Rana and colleagues used a combination of genomic, biochemical, and cellular approaches, discovering that silencing the single long noncoding RNA that they called HIV-1 enhanced lncRNA (HEAL), or removing it by using CRISPR, prevented HIV from recurring when ART was stopped. Typically, when ART is stopped, the virus awakens and a patient becomes unsuppressed.
“Our results suggest that HEAL plays a critical role in HIV pathogenesis,” said Rana.
HEAL, which is elevated in people with HIV, is conserved only in chimpanzees and rhesus monkeys, “suggesting that it is a recently emerged gene.”
According to the researchers, the gene regulates HIV replication in immune cells, such as macrophages, microglia, and T cells, by forming an RNA-protein complex with RNA-binding protein FUS, which is specifically enriched at the promoter of the cyclin-dependent kinase 2 gene, or CDK2, thus allowing the gene to regulate CDK2 expression in T cells.

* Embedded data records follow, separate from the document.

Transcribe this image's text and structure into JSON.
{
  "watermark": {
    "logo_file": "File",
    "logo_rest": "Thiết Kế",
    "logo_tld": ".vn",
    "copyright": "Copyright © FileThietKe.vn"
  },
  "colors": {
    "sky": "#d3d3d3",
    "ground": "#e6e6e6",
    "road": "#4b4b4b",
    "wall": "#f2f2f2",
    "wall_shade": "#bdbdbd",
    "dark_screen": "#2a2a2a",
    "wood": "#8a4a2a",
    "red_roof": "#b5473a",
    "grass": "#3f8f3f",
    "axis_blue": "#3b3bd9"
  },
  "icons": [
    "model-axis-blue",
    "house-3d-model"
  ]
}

This is the first genome-wide expression analysis of long noncoding RNA in HIV-infected macrophages—the immune cells that promote tissue inflammation, stimulate the immune system, and rid the body of foreign agents, they said.
They added that more research is needed to explain the precise signaling mechanism that produces HEAL expression once a patient is infected by HIV, as well as how its expression is restricted during viral latency.
Reference:
Chao T, Zhang Q, Li Z, et al. The long noncoding RNA HEAL regulates HIV-1 replication through epigenetic regulation of the HIV-1 promoter [published online September 24, 2019]. mBio. doi: 10.1128/mBio.02016-19.